A rapid evolution of work has been going on for decades. At nearly 18 million strong in the U.S., the independent workforce has become a vital source of talent for enterprise. Within the next decade, 50% of enterprise workers could be providing services as independent contract talent. This makes it even more imperative for organizations to evolve their talent management programs to leverage this extended workforce and avoid the risks of engaging contractors or 1099s.
In the past, independent contractors were a tactical resource deployed for a project. Today, independent contractors are strategically deployed to keep pace with an ever-changing landscape that requires companies to scale up or down efficiently and tap specialized skills on demand. The work landscape is being redefined and requires a collaborative and integrative approach to sourcing and managing talent.

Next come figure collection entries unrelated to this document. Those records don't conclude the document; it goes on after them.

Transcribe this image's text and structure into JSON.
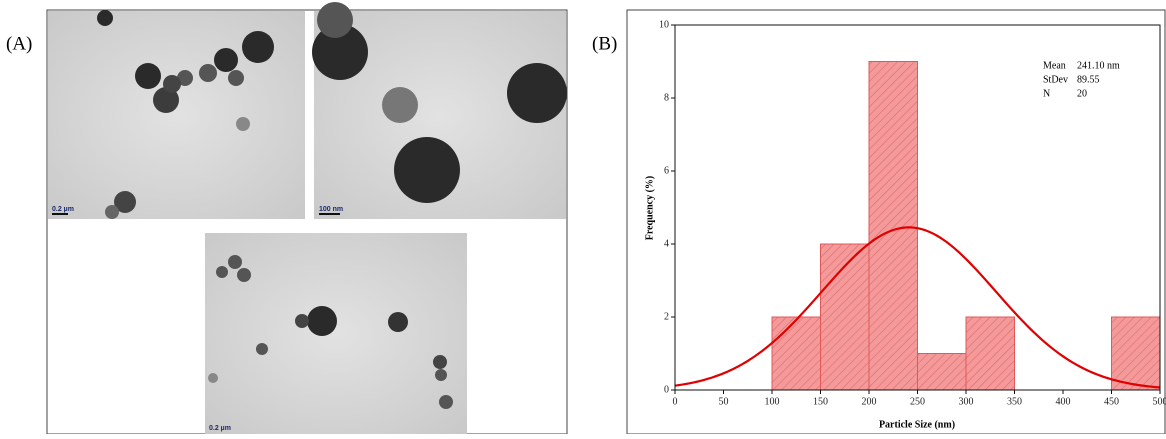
{
  "panels": {
    "a_label": "(A)",
    "b_label": "(B)",
    "scale_bars": [
      "0.2 µm",
      "100 nm",
      "0.2 µm"
    ]
  },
  "chart_data": {
    "type": "histogram",
    "xlabel": "Particle Size (nm)",
    "ylabel": "Frequency (%)",
    "bins": [
      100,
      150,
      200,
      250,
      300,
      350,
      400,
      450,
      500
    ],
    "values": [
      2,
      4,
      9,
      1,
      2,
      0,
      0,
      2
    ],
    "color": "#f28a8a",
    "edge_color": "#e05858",
    "curve_color": "#e00000",
    "xlim": [
      0,
      500
    ],
    "xticks": [
      0,
      50,
      100,
      150,
      200,
      250,
      300,
      350,
      400,
      450,
      500
    ],
    "ylim": [
      0,
      10
    ],
    "yticks": [
      0,
      2,
      4,
      6,
      8,
      10
    ],
    "annotations": [
      {
        "label": "Mean",
        "value": 241.1,
        "value_label": "241.10 nm"
      },
      {
        "label": "StDev",
        "value": 89.55,
        "value_label": "89.55"
      },
      {
        "label": "N",
        "value": 20,
        "value_label": "20"
      }
    ]
  }
}
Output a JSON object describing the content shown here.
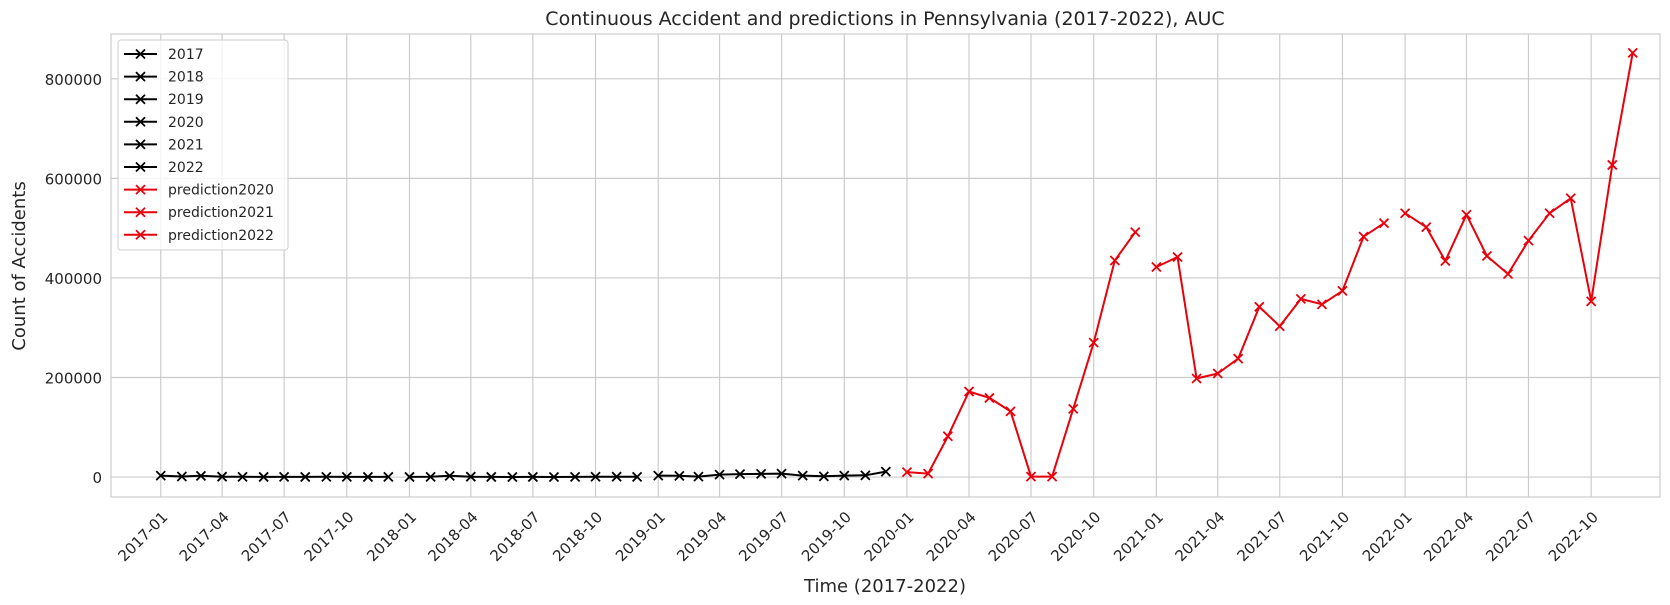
{
  "chart_data": {
    "type": "line",
    "title": "Continuous Accident and predictions in Pennsylvania (2017-2022), AUC",
    "xlabel": "Time (2017-2022)",
    "ylabel": "Count of Accidents",
    "ylim": [
      -40000,
      890000
    ],
    "yticks": [
      0,
      200000,
      400000,
      600000,
      800000
    ],
    "ytick_labels": [
      "0",
      "200000",
      "400000",
      "600000",
      "800000"
    ],
    "xticks": [
      "2017-01",
      "2017-04",
      "2017-07",
      "2017-10",
      "2018-01",
      "2018-04",
      "2018-07",
      "2018-10",
      "2019-01",
      "2019-04",
      "2019-07",
      "2019-10",
      "2020-01",
      "2020-04",
      "2020-07",
      "2020-10",
      "2021-01",
      "2021-04",
      "2021-07",
      "2021-10",
      "2022-01",
      "2022-04",
      "2022-07",
      "2022-10"
    ],
    "xlim": [
      "2016-10-20",
      "2023-01-10"
    ],
    "grid": true,
    "legend_position": "top-left",
    "colors": {
      "actual": "#000000",
      "prediction": "#e8000b"
    },
    "series": [
      {
        "name": "2017",
        "color": "#000000",
        "x": [
          "2017-01",
          "2017-02",
          "2017-03",
          "2017-04",
          "2017-05",
          "2017-06",
          "2017-07",
          "2017-08",
          "2017-09",
          "2017-10",
          "2017-11",
          "2017-12"
        ],
        "values": [
          3000,
          1200,
          2500,
          800,
          500,
          300,
          400,
          300,
          500,
          400,
          300,
          500
        ]
      },
      {
        "name": "2018",
        "color": "#000000",
        "x": [
          "2018-01",
          "2018-02",
          "2018-03",
          "2018-04",
          "2018-05",
          "2018-06",
          "2018-07",
          "2018-08",
          "2018-09",
          "2018-10",
          "2018-11",
          "2018-12"
        ],
        "values": [
          300,
          500,
          2500,
          800,
          300,
          200,
          300,
          200,
          400,
          600,
          800,
          500
        ]
      },
      {
        "name": "2019",
        "color": "#000000",
        "x": [
          "2019-01",
          "2019-02",
          "2019-03",
          "2019-04",
          "2019-05",
          "2019-06",
          "2019-07",
          "2019-08",
          "2019-09",
          "2019-10",
          "2019-11",
          "2019-12"
        ],
        "values": [
          3000,
          2500,
          1000,
          5000,
          6000,
          6500,
          7000,
          3000,
          1500,
          3000,
          3500,
          11000
        ]
      },
      {
        "name": "2020",
        "color": "#000000",
        "x": [],
        "values": []
      },
      {
        "name": "2021",
        "color": "#000000",
        "x": [],
        "values": []
      },
      {
        "name": "2022",
        "color": "#000000",
        "x": [],
        "values": []
      },
      {
        "name": "prediction2020",
        "color": "#e8000b",
        "x": [
          "2020-01",
          "2020-02",
          "2020-03",
          "2020-04",
          "2020-05",
          "2020-06",
          "2020-07",
          "2020-08",
          "2020-09",
          "2020-10",
          "2020-11",
          "2020-12"
        ],
        "values": [
          10000,
          7000,
          82000,
          172000,
          159000,
          132000,
          1000,
          1000,
          137000,
          270000,
          435000,
          492000
        ]
      },
      {
        "name": "prediction2021",
        "color": "#e8000b",
        "x": [
          "2021-01",
          "2021-02",
          "2021-03",
          "2021-04",
          "2021-05",
          "2021-06",
          "2021-07",
          "2021-08",
          "2021-09",
          "2021-10",
          "2021-11",
          "2021-12"
        ],
        "values": [
          422000,
          442000,
          198000,
          208000,
          238000,
          342000,
          303000,
          358000,
          347000,
          374000,
          483000,
          510000
        ]
      },
      {
        "name": "prediction2022",
        "color": "#e8000b",
        "x": [
          "2022-01",
          "2022-02",
          "2022-03",
          "2022-04",
          "2022-05",
          "2022-06",
          "2022-07",
          "2022-08",
          "2022-09",
          "2022-10",
          "2022-11",
          "2022-12"
        ],
        "values": [
          530000,
          502000,
          434000,
          527000,
          444000,
          408000,
          475000,
          530000,
          560000,
          353000,
          627000,
          852000
        ]
      }
    ]
  }
}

Traditionally, talent acquisition is a subset of human resources, while procurement manages the hiring of outsourced vendors, including independent contractors. Sourcing and engaging independent contractors, however, happens largely outside of both traditional HR and procurement functions. Individual project managers often engage solo workers and then turn to purchasing or accounting to get them paid. This fragmented approach to independent contractor engagement fails to consider both the opportunities of this talent segment as well as the potential compliance risks.

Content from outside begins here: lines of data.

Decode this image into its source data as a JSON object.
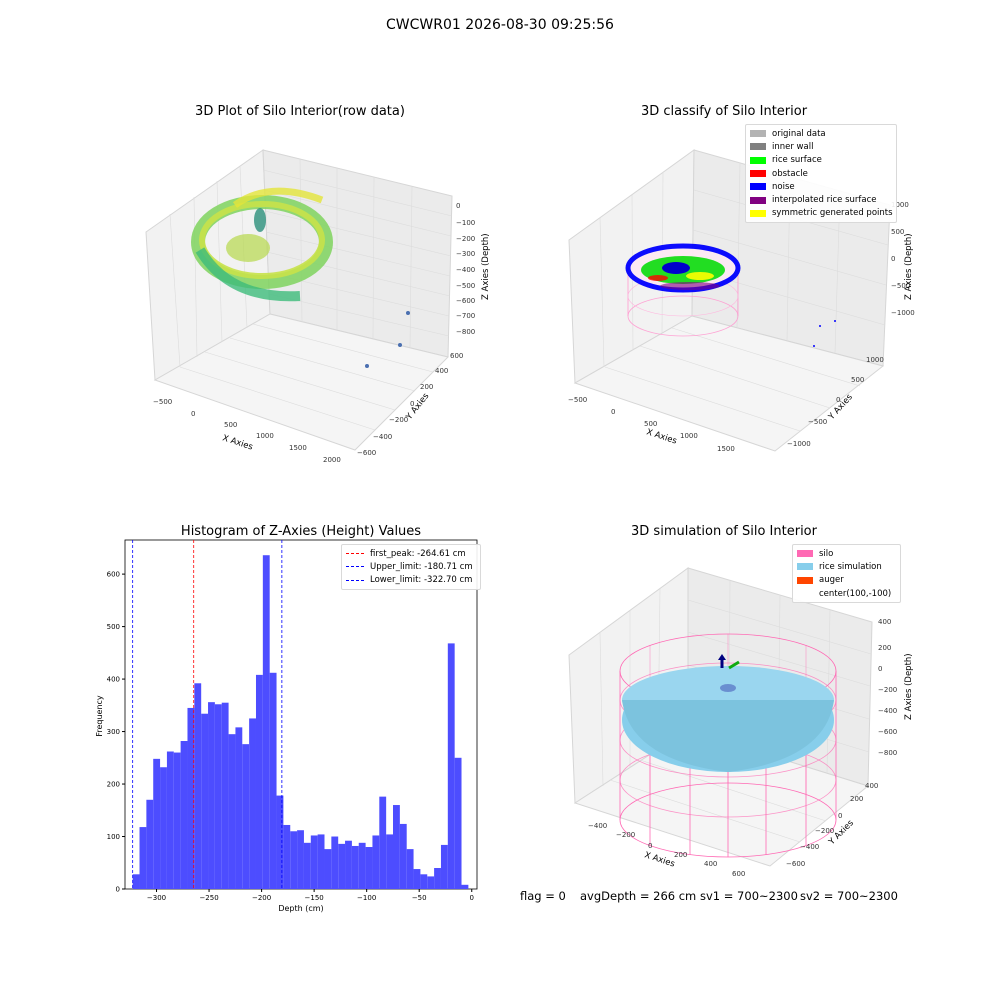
{
  "figure": {
    "suptitle": "CWCWR01 2026-08-30 09:25:56",
    "status": {
      "flag": "flag = 0",
      "avg_depth": "avgDepth = 266 cm",
      "sv1": "sv1 = 700~2300",
      "sv2": "sv2 = 700~2300"
    }
  },
  "colors": {
    "original_data": "#b3b3b3",
    "inner_wall": "#808080",
    "rice_surface": "#00ff00",
    "obstacle": "#ff0000",
    "noise": "#0000ff",
    "interpolated_rice_surface": "#800080",
    "symmetric_generated_points": "#ffff00",
    "silo": "#ff69b4",
    "rice_simulation": "#87ceeb",
    "auger": "#ff4500",
    "histogram_bar": "#4d4dff"
  },
  "chart_data": [
    {
      "type": "scatter",
      "title": "3D Plot of Silo Interior(row data)",
      "xlabel": "X Axies",
      "ylabel": "Y Axies",
      "zlabel": "Z Axies (Depth)",
      "x_ticks": [
        "−500",
        "0",
        "500",
        "1000",
        "1500",
        "2000"
      ],
      "y_ticks": [
        "−600",
        "−400",
        "−200",
        "0",
        "200",
        "400",
        "600"
      ],
      "z_ticks": [
        "0",
        "−100",
        "−200",
        "−300",
        "−400",
        "−500",
        "−600",
        "−700",
        "−800"
      ],
      "outlier_points": [
        {
          "x": 1800,
          "y": -100,
          "z": -780
        },
        {
          "x": 1700,
          "y": 350,
          "z": -720
        },
        {
          "x": 1550,
          "y": 500,
          "z": -640
        }
      ]
    },
    {
      "type": "scatter",
      "title": "3D classify of Silo Interior",
      "xlabel": "X Axies",
      "ylabel": "Y Axies",
      "zlabel": "Z Axies (Depth)",
      "x_ticks": [
        "−500",
        "0",
        "500",
        "1000",
        "1500"
      ],
      "y_ticks": [
        "−1000",
        "−500",
        "0",
        "500",
        "1000"
      ],
      "z_ticks": [
        "1000",
        "500",
        "0",
        "−500",
        "−1000"
      ],
      "legend": [
        {
          "label": "original data",
          "color": "#b3b3b3"
        },
        {
          "label": "inner wall",
          "color": "#808080"
        },
        {
          "label": "rice surface",
          "color": "#00ff00"
        },
        {
          "label": "obstacle",
          "color": "#ff0000"
        },
        {
          "label": "noise",
          "color": "#0000ff"
        },
        {
          "label": "interpolated rice surface",
          "color": "#800080"
        },
        {
          "label": "symmetric generated points",
          "color": "#ffff00"
        }
      ],
      "legend_position": "top-right"
    },
    {
      "type": "bar",
      "title": "Histogram of Z-Axies (Height) Values",
      "xlabel": "Depth (cm)",
      "ylabel": "Frequency",
      "xlim": [
        -330,
        5
      ],
      "ylim": [
        0,
        665
      ],
      "x_ticks": [
        -300,
        -250,
        -200,
        -150,
        -100,
        -50,
        0
      ],
      "y_ticks": [
        0,
        100,
        200,
        300,
        400,
        500,
        600
      ],
      "bin_start": -322.7,
      "bin_width": 6.52,
      "values": [
        28,
        118,
        170,
        248,
        232,
        262,
        260,
        282,
        345,
        392,
        334,
        356,
        352,
        355,
        295,
        308,
        276,
        325,
        408,
        636,
        412,
        178,
        122,
        110,
        112,
        88,
        102,
        104,
        76,
        100,
        86,
        92,
        82,
        88,
        80,
        102,
        176,
        104,
        160,
        124,
        76,
        38,
        28,
        24,
        40,
        84,
        468,
        250,
        8
      ],
      "vlines": [
        {
          "label": "first_peak: -264.61 cm",
          "x": -264.61,
          "color": "#ff0000"
        },
        {
          "label": "Upper_limit: -180.71 cm",
          "x": -180.71,
          "color": "#0000ff"
        },
        {
          "label": "Lower_limit: -322.70 cm",
          "x": -322.7,
          "color": "#0000ff"
        }
      ],
      "legend_position": "top-right"
    },
    {
      "type": "scatter",
      "title": "3D simulation of Silo Interior",
      "xlabel": "X Axies",
      "ylabel": "Y Axies",
      "zlabel": "Z Axies (Depth)",
      "x_ticks": [
        "−400",
        "−200",
        "0",
        "200",
        "400",
        "600"
      ],
      "y_ticks": [
        "400",
        "200",
        "0",
        "−200",
        "−400",
        "−600"
      ],
      "z_ticks": [
        "400",
        "200",
        "0",
        "−200",
        "−400",
        "−600",
        "−800"
      ],
      "legend": [
        {
          "label": "silo",
          "color": "#ff69b4"
        },
        {
          "label": "rice simulation",
          "color": "#87ceeb"
        },
        {
          "label": "auger",
          "color": "#ff4500"
        },
        {
          "label": "center(100,-100)",
          "color": ""
        }
      ],
      "legend_position": "top-right"
    }
  ]
}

A collaborative approach to independent contractor engagement ensures that this talent source is not only compliantly engaged, but optimized. The combined functions of HR and Procurement enable organizations to create a robust independent contractor program with uniform policies that mitigate risks (such as 1099 misclassification) while also extending best-in-class practices to include an extended workforce.
Procurement functions best when they focus on their strength: enabling their business customer to obtain services safely at a competitive rate. HR on the other hand, is focused on optimizing the talent an organization has access to and assuring they are engaged and productive. In the case of IC programs, procurement can find and install the solution, while HR owns the program and oversees operation. Together, the organization can be assured this new talent pool is integrated into the overall talent management strategy.
A transparent program that integrates the vital functions of HR and procurement allows companies to maintain control of the category spend should also have checks and balances built into a systematic engagement program. In this way, companies not only achieve uniformity, but achieve opportunities afforded by the contract workforce. Companies can extend their talent bench by identifying the best independent contractors and providing a steady pipeline of work and visibility for future assignments.
Independent contractors can also be a source of knowledge into organizational best practices - as well as gaps. Unlike employees, independent contractors may interact across departments and have insight into how processes can be streamlined or improved. HR has the knowledge and technology to uniformly assess independent contractor performance as well as gather feedback.
The future of work will see a continued shift in the paradigm of work. More workers will move between traditional and independent work and companies will continue to use independent workers in project-based and knowledge work positions. It will be essential to have talent strategies that include engaging and managing independent contractors. Maximizing this opportunity will require systematic coordination and collaboration between HR and Procurement.